Floriane opina. Il s’agissait là de la première discontinuité qu’elles rencontraient dans le paysage. La probabilité qu’elles apprennent quelque chose de nouveau sur ce fameux protecteur dont elles ne connaissaient pour le moment que le visage – ce qui était déjà beaucoup – n’était donc pas nécessairement nulle. Elles se mirent alors à marcher perpendiculairement à leur trajectoire initiale et hélèrent leurs chiens pour le leur indiquer. Il devait être dans les cinq heures de l’après-midi et la nuit commençait déjà à tombait. Elles activèrent le pas. En parallèle de leur avancée, elles recherchaient un endroit suffisamment plat et abrité pour passer la nuit. Après quelques vingtaines de mètres, au détour d’un chaine centenaire, elles trouvèrent l’endroit parfait : un petit emplacement de deux mètres carrés entouré de vigoureux buissons qui seraient de parfaits coupe-vent. Elles devaient profiter de ce dernier moment de lumière naturelle pour installer leur campement. Elles déplièrent rapidement leur tente, installèrent leurs duvets et commencèrent à préparer le repas du soir. Elles s’occupèrent en priorité de leurs chiens qui depuis le lever du soleil n’avaient pas arrêté de courir une seule seconde. Pour cela, elles déposèrent les rations de croquette dans les gamelles prévues à cet effet et les placèrent sur le sol à plusieurs mètres les unes des autres pour éviter tout combat dans la meute. Là seulement elles appelèrent les affamés. Une fois l’excitation passée, elles purent se concentrer sur leurs propres repas. Elles allumèrent leur réchaud miniaturent et firent chauffer de l’eau. Au menu : couscous au fleur et pomme. Elles apprécièrent ces mets bien mérités. Rapidement, tout le petit monde – les chiens comme les hommes – rentra dans la tente pour se réchauffer. Elles apprécièrent la douceur de leurs duvets. Il n’y avait plus aucune lumière. Sans se voir, elles dialoguèrent pour tenter de démêler l’énigme qui leur faisait face.
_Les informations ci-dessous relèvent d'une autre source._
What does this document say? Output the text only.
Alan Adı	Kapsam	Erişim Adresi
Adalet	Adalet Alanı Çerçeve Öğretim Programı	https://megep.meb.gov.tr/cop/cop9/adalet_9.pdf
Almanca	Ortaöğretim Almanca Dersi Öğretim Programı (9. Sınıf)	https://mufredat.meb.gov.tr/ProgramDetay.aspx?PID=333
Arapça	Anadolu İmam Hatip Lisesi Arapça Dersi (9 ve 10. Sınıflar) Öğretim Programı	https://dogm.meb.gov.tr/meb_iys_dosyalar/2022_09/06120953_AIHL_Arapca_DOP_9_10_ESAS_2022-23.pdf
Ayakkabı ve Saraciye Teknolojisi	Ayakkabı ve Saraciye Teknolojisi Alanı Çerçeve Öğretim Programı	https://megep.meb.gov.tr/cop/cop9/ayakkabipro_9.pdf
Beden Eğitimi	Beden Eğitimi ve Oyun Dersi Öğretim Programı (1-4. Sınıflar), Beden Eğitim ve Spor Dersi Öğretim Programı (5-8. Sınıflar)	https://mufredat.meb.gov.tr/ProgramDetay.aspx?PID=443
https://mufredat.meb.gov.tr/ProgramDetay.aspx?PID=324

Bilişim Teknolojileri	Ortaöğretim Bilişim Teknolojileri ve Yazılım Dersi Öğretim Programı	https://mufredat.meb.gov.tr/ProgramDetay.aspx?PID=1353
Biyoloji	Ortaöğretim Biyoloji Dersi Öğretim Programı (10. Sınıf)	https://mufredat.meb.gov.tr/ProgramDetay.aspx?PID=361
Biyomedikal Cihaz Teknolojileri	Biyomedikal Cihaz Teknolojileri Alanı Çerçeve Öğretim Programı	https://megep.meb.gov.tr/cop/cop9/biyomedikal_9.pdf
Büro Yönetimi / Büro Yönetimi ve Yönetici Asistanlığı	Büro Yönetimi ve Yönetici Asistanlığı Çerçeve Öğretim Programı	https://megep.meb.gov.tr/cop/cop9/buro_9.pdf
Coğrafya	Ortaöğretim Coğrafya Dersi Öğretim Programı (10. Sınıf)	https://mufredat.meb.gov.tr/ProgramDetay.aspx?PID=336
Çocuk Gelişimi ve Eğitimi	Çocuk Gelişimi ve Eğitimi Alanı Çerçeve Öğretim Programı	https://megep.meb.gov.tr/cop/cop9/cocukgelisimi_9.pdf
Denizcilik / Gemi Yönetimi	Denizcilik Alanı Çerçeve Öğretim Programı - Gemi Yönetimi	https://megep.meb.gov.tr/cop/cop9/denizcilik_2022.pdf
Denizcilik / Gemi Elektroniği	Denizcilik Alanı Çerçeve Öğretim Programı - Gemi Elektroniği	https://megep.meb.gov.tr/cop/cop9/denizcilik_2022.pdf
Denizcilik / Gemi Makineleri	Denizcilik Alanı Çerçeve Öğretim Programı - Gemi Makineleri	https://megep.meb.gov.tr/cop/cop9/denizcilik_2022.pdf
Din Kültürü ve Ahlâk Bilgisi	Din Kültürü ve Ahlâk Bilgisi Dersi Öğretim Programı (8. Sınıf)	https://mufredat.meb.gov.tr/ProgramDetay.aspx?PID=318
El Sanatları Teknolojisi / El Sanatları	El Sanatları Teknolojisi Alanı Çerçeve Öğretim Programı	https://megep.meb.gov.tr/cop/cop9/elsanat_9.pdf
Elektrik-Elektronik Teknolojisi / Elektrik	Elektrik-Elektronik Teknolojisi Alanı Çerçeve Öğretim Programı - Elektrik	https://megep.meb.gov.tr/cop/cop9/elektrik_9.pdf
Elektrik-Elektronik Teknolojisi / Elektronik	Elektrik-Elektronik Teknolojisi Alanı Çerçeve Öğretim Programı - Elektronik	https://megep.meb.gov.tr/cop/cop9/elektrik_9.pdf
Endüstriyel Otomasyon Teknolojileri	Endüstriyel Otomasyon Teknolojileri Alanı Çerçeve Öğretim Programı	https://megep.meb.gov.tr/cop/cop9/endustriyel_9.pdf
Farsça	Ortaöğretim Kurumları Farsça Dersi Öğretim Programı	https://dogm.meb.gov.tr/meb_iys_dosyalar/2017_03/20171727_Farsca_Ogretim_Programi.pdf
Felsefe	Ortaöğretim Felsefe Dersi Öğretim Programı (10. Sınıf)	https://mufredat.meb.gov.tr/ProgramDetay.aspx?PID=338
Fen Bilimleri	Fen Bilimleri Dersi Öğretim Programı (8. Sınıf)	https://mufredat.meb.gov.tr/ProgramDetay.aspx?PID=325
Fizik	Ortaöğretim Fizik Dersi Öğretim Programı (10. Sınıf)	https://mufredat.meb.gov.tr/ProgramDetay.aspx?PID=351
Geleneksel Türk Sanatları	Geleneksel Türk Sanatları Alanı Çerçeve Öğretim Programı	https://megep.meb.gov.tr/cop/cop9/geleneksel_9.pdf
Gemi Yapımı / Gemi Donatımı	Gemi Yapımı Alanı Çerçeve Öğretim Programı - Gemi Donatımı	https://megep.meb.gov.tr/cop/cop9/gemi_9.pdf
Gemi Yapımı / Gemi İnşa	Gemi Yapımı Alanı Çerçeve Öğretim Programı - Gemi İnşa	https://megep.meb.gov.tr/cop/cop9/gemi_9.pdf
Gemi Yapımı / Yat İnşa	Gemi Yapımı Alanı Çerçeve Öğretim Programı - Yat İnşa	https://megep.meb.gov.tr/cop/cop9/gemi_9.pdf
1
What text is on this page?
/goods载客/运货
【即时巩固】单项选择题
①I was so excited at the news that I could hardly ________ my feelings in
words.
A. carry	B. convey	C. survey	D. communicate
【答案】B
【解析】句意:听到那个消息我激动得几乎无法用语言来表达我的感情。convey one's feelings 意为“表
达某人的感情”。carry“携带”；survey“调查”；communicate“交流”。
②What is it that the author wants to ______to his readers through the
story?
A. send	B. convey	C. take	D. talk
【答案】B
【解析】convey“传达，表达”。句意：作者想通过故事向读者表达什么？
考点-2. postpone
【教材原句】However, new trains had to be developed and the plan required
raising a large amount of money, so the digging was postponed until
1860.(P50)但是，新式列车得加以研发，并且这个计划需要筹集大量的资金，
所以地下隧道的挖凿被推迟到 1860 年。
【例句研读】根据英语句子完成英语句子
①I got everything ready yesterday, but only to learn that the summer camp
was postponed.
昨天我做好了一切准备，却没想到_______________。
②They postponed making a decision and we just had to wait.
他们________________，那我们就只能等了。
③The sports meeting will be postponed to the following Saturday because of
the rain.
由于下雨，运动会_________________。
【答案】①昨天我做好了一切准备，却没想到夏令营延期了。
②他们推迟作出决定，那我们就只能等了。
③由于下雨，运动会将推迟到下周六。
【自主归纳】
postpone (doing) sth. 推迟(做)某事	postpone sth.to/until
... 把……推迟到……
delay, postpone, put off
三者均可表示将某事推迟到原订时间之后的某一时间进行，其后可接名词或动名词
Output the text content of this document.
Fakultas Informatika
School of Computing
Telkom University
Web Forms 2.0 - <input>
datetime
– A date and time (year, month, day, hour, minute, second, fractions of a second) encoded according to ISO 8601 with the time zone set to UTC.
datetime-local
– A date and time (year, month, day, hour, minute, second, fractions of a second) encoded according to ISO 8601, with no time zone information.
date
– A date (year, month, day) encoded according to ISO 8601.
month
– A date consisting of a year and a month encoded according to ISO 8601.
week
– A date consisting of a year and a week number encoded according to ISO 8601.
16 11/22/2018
- « nous avons déjà marché un jour entier sans trouver ni indice, ni réponse…je ne pense pas qu’en descendant plus bas nous trouverons quelque chose en mesure de nous indiquer la marche à suivre, commença Floriane. Il faut, dans la mesure du possible, que nous prenions garde à ce qui nous entoure. Les réponses aux interrogations les plus profondes sont souvent les plus évidentes et nous sommes face à une énigme profonde. La quête n’est pas tant physique qu’elle est intellectuelle. Si nous ne nous posons pas de questions, ou du moins pas les bonnes questions, il parait évident que nous pourrons encore marcher longtemps et même passer devant le protecteur sans le voir. Il faut mettre à profit ce que l’on nous apprend et rabâche à longueur de journée comme étant LA démarche scientifique : COMPRENDRE l’énoncé du problème et analyser les données avant de se lancer dans l’élaboration d’une réponse et espérer obtenir le résultat qui soit le bon…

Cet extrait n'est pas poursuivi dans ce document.